Mr. Lober has served as the Chief Inspector of the Office of Executive Investigations for the Florida Department of Law Enforcement (FDLE). This office, which reported directly to the FDLE Commissioner, handled Governor Ordered investigations, high profile public corruption cases, internal investigations and background investigations of Governor Appointees. Mr. Lober was also an Assistant General Counsel with FDLE and held several other positions with the agency. Prior to joining FDLE, Attorney Lober was General Labor Counsel for the Miami-Dade County Police Benevolent Association and was a prosecutor in the Miami-Dade State Attorney's Office. His law enforcement career, which began in 1974, included six years as a deputy/sergeant with the Miami-Dade Police Department.

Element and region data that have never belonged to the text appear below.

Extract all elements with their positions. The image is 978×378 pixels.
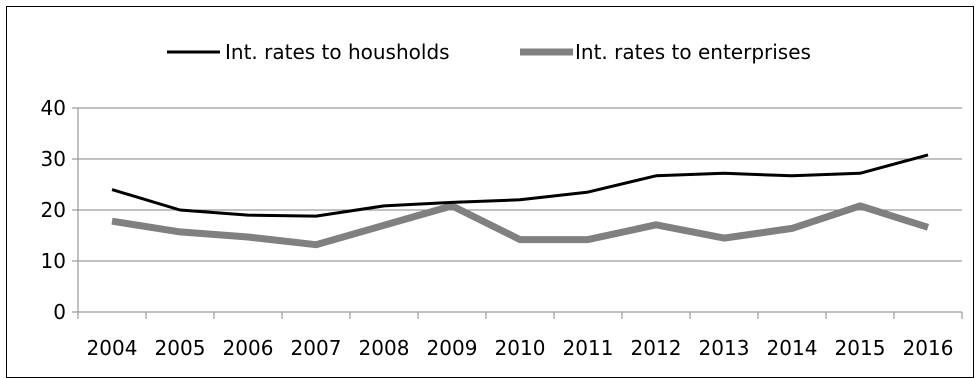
legend-label: Int. rates to enterprises bbox=[575, 40, 811, 64]
x-tick-label: 2006 bbox=[223, 336, 274, 360]
x-tick-label: 2004 bbox=[87, 336, 138, 360]
series-line-enterprises bbox=[112, 206, 928, 245]
y-tick-label: 10 bbox=[41, 249, 66, 273]
y-tick-label: 20 bbox=[41, 198, 66, 222]
x-tick-label: 2007 bbox=[291, 336, 342, 360]
y-tick-label: 30 bbox=[41, 147, 66, 171]
x-tick-label: 2005 bbox=[155, 336, 206, 360]
x-tick-label: 2008 bbox=[359, 336, 410, 360]
x-tick-label: 2013 bbox=[699, 336, 750, 360]
series-lines bbox=[112, 155, 928, 245]
y-tick-label: 0 bbox=[53, 300, 66, 324]
legend-label: Int. rates to housholds bbox=[225, 40, 450, 64]
legend: Int. rates to housholds Int. rates to ent… bbox=[167, 40, 811, 64]
y-tick-label: 40 bbox=[41, 96, 66, 120]
x-tick-label: 2015 bbox=[835, 336, 886, 360]
series-line-households bbox=[112, 155, 928, 216]
x-tick-label: 2016 bbox=[903, 336, 954, 360]
x-tick-label: 2009 bbox=[427, 336, 478, 360]
x-tick-label: 2014 bbox=[767, 336, 818, 360]
x-tick-label: 2011 bbox=[563, 336, 614, 360]
x-tick-label: 2012 bbox=[631, 336, 682, 360]
x-tick-label: 2010 bbox=[495, 336, 546, 360]
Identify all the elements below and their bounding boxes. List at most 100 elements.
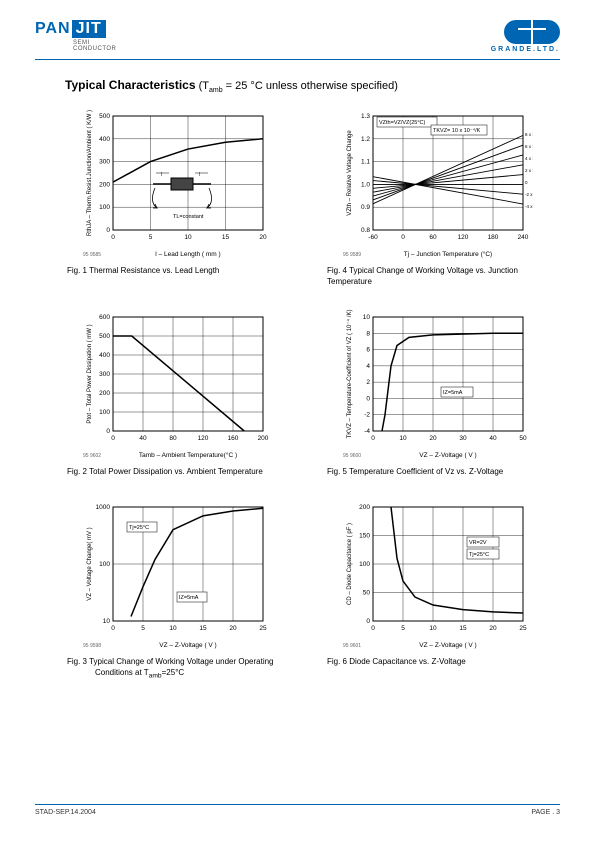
fig3-chart: 0 5 10 15 20 25 10 100 1000 VZ – Z-Voltage ( V ) V… [83, 499, 273, 649]
fig4-chart: -600601201802400.80.91.01.11.21.3Tj – Ju… [343, 108, 533, 258]
svg-text:CD – Diode Capacitance ( pF ): CD – Diode Capacitance ( pF ) [347, 523, 353, 605]
svg-text:0: 0 [366, 618, 370, 625]
svg-text:180: 180 [488, 234, 499, 241]
svg-text:0: 0 [111, 435, 115, 442]
fig4-caption: Fig. 4 Typical Change of Working Voltage… [327, 266, 545, 287]
fig1-chart: 051015200100200300400500l – Lead Length … [83, 108, 273, 258]
svg-text:Tj=25°C: Tj=25°C [129, 525, 149, 531]
svg-text:0: 0 [366, 395, 370, 402]
svg-text:10: 10 [103, 618, 111, 625]
charts-grid: 051015200100200300400500l – Lead Length … [65, 108, 540, 681]
svg-text:25: 25 [519, 625, 527, 632]
footer: STAD-SEP.14.2004 PAGE . 3 [35, 804, 560, 816]
svg-text:20: 20 [229, 625, 237, 632]
svg-text:95 9589: 95 9589 [343, 252, 361, 258]
svg-text:0: 0 [111, 625, 115, 632]
fig3-block: 0 5 10 15 20 25 10 100 1000 VZ – Z-Voltage ( V ) V… [65, 499, 285, 681]
svg-text:Tj=25°C: Tj=25°C [469, 552, 489, 558]
svg-text:0: 0 [111, 234, 115, 241]
svg-text:300: 300 [99, 371, 110, 378]
svg-text:TL=constant: TL=constant [173, 214, 204, 220]
svg-text:0: 0 [106, 428, 110, 435]
svg-text:1000: 1000 [96, 504, 111, 511]
svg-text:0.8: 0.8 [361, 227, 370, 234]
svg-text:0: 0 [106, 227, 110, 234]
svg-text:RthJA – Therm.Resist.Junction/: RthJA – Therm.Resist.Junction/Ambient ( … [87, 110, 93, 236]
svg-text:40: 40 [489, 435, 497, 442]
svg-text:VZ – Z-Voltage ( V ): VZ – Z-Voltage ( V ) [159, 642, 216, 649]
svg-text:1.1: 1.1 [361, 159, 370, 166]
page: PAN JIT SEMICONDUCTOR GRANDE.LTD. Typica… [0, 0, 595, 842]
svg-text:6: 6 [366, 347, 370, 354]
svg-text:10: 10 [169, 625, 177, 632]
svg-text:20: 20 [259, 234, 267, 241]
title-sub: amb [209, 87, 223, 94]
svg-text:25: 25 [259, 625, 267, 632]
svg-text:150: 150 [359, 533, 370, 540]
fig5-caption: Fig. 5 Temperature Coefficient of Vz vs.… [327, 467, 545, 477]
svg-text:5: 5 [401, 625, 405, 632]
svg-text:1.0: 1.0 [361, 182, 370, 189]
svg-text:20: 20 [489, 625, 497, 632]
svg-text:-4 x 10⁻⁴/K: -4 x 10⁻⁴/K [525, 204, 533, 209]
svg-text:5: 5 [149, 234, 153, 241]
brand-sub: SEMICONDUCTOR [73, 40, 116, 52]
svg-text:1.2: 1.2 [361, 136, 370, 143]
svg-text:0: 0 [401, 234, 405, 241]
fig5-chart: 01020304050-4-20246810VZ – Z-Voltage ( V… [343, 309, 533, 459]
brand-jit: JIT [72, 20, 106, 38]
svg-text:20: 20 [429, 435, 437, 442]
fig6-block: 0510152025050100150200VZ – Z-Voltage ( V… [325, 499, 545, 681]
footer-right: PAGE . 3 [531, 809, 560, 816]
svg-text:200: 200 [99, 390, 110, 397]
svg-text:VZth – Relative Voltage Change: VZth – Relative Voltage Change [347, 130, 353, 216]
svg-text:0: 0 [371, 435, 375, 442]
svg-text:-2: -2 [364, 412, 370, 419]
svg-text:300: 300 [99, 159, 110, 166]
svg-text:95 9600: 95 9600 [343, 453, 361, 459]
svg-text:5: 5 [141, 625, 145, 632]
logo-panjit: PAN JIT SEMICONDUCTOR [35, 20, 116, 52]
svg-text:100: 100 [359, 561, 370, 568]
fig2-caption: Fig. 2 Total Power Dissipation vs. Ambie… [67, 467, 285, 477]
svg-text:4 x 10⁻⁴/K: 4 x 10⁻⁴/K [525, 156, 533, 161]
svg-text:TKVZ – Temperature-Coefficient: TKVZ – Temperature-Coefficient of VZ ( 1… [346, 310, 353, 439]
svg-text:50: 50 [519, 435, 527, 442]
svg-text:95 9585: 95 9585 [83, 252, 101, 258]
title-main: Typical Characteristics [65, 78, 196, 92]
section-title: Typical Characteristics (Tamb = 25 °C un… [65, 78, 560, 94]
title-paren: (T [199, 80, 209, 92]
svg-text:VZ – Z-Voltage ( V ): VZ – Z-Voltage ( V ) [419, 642, 476, 649]
svg-text:-2 x 10⁻⁴/K: -2 x 10⁻⁴/K [525, 192, 533, 197]
svg-text:240: 240 [518, 234, 529, 241]
svg-text:Tamb – Ambient Temperature(°C: Tamb – Ambient Temperature(°C ) [139, 451, 237, 459]
svg-text:VR=2V: VR=2V [469, 540, 487, 546]
fig2-chart: 040801201602000100200300400500600Tamb – … [83, 309, 273, 459]
svg-text:600: 600 [99, 314, 110, 321]
svg-text:1.3: 1.3 [361, 113, 370, 120]
svg-text:30: 30 [459, 435, 467, 442]
fig2-block: 040801201602000100200300400500600Tamb – … [65, 309, 285, 477]
svg-text:15: 15 [199, 625, 207, 632]
svg-text:160: 160 [228, 435, 239, 442]
svg-text:l – Lead Length ( mm ): l – Lead Length ( mm ) [155, 251, 220, 258]
grande-icon [504, 20, 560, 44]
fig6-caption: Fig. 6 Diode Capacitance vs. Z-Voltage [327, 657, 545, 667]
svg-text:VZ – Z-Voltage ( V ): VZ – Z-Voltage ( V ) [419, 452, 476, 459]
svg-text:VZ – Voltage Change( mV ): VZ – Voltage Change( mV ) [87, 528, 93, 601]
svg-text:200: 200 [258, 435, 269, 442]
svg-text:95 9598: 95 9598 [83, 643, 101, 649]
svg-text:-4: -4 [364, 428, 370, 435]
svg-text:100: 100 [99, 561, 110, 568]
svg-text:500: 500 [99, 113, 110, 120]
svg-text:200: 200 [99, 182, 110, 189]
svg-text:0: 0 [525, 180, 528, 185]
svg-text:IZ=5mA: IZ=5mA [179, 595, 199, 601]
svg-text:400: 400 [99, 352, 110, 359]
fig6-chart: 0510152025050100150200VZ – Z-Voltage ( V… [343, 499, 533, 649]
svg-text:100: 100 [99, 409, 110, 416]
grande-text: GRANDE.LTD. [491, 46, 560, 53]
svg-text:95 9602: 95 9602 [83, 453, 101, 459]
svg-text:8: 8 [366, 330, 370, 337]
svg-text:10: 10 [363, 314, 371, 321]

Mr. Lober received his Juris Doctorate in 1983 from Western New England School of Law and began his legal career as a prosecutor with the Miami-Dade State Attorney's Office.He also has a Bachelor of Arts Degree in Public Administration. In 2010, Mr. Lober became a Certified Inspector General Auditor, which was awarded by the Association of Inspectors General. From 2001 - 2003, Mr. Lober served as the Charter President for the Florida Internal Affairs Investigators Association. He is an honorary member of that Association as well as the Miami-Dade County PBA. He also served on the Executive Committee of the Florida Association of Inspectors General.
Mr. Lober has been a guest lecturer for numerous criminal justice agencies and associations and has written several published articles. He has also developed numerous training programs and served as adjunct faculty for the Public Agency Training Council, Florida Department of Law Enforcement's Executive Institute, the Southern Police Institute, the I.A.C.P., the Florida Inspectors General Institute and the Regional Community Policing Institute at St. Petersburg College.